It’s pretty clear to any parent that the Internet, in all its wonder and cat-filled glory, can be a dangerous place for kids. Not that we need any reminders – the media does a pretty good job of educating and alarming parents of the horrors lurking only a few clicks away. To put it mildly: NBC’s Chris Hansen wouldn’t have a job if it weren’t for the Internet.
This is where a company like Artimys Language Technologies comes in. Artimys uses machine learning to identify language patterns in online communication that indicate bullying, sexual predation or suicidal behavior. Sexual predators and bullies usually display common linguistic patterns – similar patterns of phrasing sentences, excessive use of particular words, stylistic elements, etc.
By studying and monitoring a child’s online conversations, Artimys can detect and send warnings of potential dangers to parents.
Clean Training Data is Critical to Machine Learning
Artimys’s machine learning algorithms are intelligent. But no artificial intelligence can be built in isolation of human intelligence. A major challenge of current language detection models is to make the distinction between true online bullying from aggressive banter among friends. For example, excessive use of profanity is a common indicator of online bullying. Yet, such profanities are common even in friendly conversations among young people.
What Artimys needed was a scalable system that could provide a massive dataset of real bullying language. Machine learning models need clean training data fed in at the outset, so they can learn to identify the specific patterns. For Artimys, they needed initial labels that separated actual bullying from banter.
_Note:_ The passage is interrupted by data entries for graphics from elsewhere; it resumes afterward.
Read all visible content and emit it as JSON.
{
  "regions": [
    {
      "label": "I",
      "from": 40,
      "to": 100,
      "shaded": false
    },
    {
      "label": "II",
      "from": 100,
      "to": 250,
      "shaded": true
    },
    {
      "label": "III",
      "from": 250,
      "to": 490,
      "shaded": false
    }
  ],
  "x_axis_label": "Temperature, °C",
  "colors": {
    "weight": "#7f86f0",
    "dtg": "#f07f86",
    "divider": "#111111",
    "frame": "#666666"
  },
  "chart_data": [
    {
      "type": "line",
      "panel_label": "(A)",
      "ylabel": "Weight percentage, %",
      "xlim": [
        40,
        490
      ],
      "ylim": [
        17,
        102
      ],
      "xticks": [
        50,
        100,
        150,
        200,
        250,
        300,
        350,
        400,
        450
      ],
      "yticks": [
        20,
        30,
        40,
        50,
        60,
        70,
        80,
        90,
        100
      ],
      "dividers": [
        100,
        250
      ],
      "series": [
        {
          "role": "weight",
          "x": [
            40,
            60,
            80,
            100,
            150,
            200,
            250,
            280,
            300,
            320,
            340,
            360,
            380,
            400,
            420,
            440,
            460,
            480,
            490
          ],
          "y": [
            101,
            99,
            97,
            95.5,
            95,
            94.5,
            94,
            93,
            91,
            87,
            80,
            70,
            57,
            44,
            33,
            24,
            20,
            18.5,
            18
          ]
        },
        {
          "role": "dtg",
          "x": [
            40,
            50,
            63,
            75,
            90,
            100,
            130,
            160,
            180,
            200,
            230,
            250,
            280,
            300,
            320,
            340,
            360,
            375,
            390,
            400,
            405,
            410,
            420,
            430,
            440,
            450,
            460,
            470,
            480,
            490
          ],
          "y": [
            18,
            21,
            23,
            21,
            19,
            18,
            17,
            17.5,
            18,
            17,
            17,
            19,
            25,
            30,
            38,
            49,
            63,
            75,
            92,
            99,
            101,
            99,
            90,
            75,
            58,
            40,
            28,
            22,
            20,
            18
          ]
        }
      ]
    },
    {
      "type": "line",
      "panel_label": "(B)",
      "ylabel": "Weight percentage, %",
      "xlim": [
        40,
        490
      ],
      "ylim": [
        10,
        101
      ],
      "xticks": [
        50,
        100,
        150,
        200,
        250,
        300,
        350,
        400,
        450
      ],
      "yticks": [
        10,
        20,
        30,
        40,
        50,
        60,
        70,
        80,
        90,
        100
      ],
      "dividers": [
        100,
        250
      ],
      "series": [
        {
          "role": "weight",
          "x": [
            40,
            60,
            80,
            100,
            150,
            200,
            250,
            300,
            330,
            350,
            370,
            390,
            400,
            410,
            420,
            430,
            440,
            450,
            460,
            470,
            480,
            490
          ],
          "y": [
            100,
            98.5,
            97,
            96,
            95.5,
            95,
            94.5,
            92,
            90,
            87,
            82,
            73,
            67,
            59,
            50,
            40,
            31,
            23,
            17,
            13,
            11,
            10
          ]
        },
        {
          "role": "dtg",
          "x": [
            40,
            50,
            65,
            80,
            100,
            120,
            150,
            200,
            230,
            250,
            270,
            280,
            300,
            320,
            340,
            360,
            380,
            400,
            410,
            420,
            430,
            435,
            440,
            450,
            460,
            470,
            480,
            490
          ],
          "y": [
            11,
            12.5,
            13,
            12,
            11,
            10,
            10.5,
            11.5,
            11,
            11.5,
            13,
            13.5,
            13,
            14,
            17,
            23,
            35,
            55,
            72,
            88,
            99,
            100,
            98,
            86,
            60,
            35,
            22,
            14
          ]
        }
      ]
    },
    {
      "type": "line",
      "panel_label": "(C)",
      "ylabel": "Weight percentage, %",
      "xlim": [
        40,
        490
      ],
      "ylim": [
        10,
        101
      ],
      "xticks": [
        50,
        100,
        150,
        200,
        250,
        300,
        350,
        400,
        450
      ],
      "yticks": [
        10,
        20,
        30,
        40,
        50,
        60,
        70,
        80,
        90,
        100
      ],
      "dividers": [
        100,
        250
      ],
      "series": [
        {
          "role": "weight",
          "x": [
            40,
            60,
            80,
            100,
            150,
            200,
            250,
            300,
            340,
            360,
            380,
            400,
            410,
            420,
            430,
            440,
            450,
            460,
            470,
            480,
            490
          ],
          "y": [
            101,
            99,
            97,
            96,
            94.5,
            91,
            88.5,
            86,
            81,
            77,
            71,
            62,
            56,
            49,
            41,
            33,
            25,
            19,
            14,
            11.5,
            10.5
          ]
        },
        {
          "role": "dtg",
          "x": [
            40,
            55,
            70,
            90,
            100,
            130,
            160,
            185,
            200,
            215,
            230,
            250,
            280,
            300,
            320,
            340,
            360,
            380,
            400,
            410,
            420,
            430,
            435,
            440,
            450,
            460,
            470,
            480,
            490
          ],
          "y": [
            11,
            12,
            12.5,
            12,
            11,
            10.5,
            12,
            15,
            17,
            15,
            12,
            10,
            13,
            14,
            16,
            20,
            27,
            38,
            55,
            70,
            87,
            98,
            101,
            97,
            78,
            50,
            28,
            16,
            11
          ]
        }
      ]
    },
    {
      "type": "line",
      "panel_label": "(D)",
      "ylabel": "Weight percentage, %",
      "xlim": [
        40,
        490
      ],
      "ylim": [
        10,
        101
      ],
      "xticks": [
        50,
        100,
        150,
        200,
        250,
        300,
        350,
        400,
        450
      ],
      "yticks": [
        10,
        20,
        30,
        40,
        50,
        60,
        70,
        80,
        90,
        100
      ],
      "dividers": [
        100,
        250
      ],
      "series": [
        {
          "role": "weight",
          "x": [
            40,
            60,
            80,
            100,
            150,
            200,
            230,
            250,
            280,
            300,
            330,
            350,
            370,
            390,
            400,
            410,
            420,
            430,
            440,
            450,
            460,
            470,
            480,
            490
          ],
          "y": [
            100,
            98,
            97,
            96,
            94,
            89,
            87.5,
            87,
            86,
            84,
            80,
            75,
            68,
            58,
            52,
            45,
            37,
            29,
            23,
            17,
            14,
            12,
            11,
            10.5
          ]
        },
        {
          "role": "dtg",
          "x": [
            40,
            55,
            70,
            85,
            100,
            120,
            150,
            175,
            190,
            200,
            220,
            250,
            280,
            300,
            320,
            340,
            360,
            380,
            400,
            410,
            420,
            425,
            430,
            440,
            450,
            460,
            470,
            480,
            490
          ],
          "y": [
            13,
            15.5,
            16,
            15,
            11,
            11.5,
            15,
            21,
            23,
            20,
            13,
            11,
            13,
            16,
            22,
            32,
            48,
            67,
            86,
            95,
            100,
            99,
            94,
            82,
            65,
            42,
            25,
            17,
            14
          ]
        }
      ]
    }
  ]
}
Labeling Datasets on an Incredible Scale
Artimys started with 2 million messages drawn from Twitter and online message boards. From these, Artimys identified 40,000 conversations with a high-likelihood of aggressive behavior. It fed the data through CrowdFlower’s platform and on-demand workforce for labeling, which took only a few hours. Overall, CrowdFlower provided 150,000 responses to qualify the 40,000 messages. Artimys used this data to fine-tune its algorithm and detect true bullying and threatening behavior from friendly or ambiguous use of profanity.
Did It Work?
Here’s what Bob Dillon, CEO of Artimys had to say about CrowdFlower:
Platitudes aside, data labeling through CrowdFlower helped Artimys increase several key performance measures of accurate bullying language detection by 4-5 times. To be more specific, Artimys improved its:
– F1 score by 4.2x
– Model precision by 5.2x
– Recall by 25 percent
Which is to say, CrowdFlower helped Artimys make good on its claim of providing the best protection against online bullying and sexual predation to its customers. With further training, Artimys’s algorithm can only improve from here – and let parents sleep more soundly at night.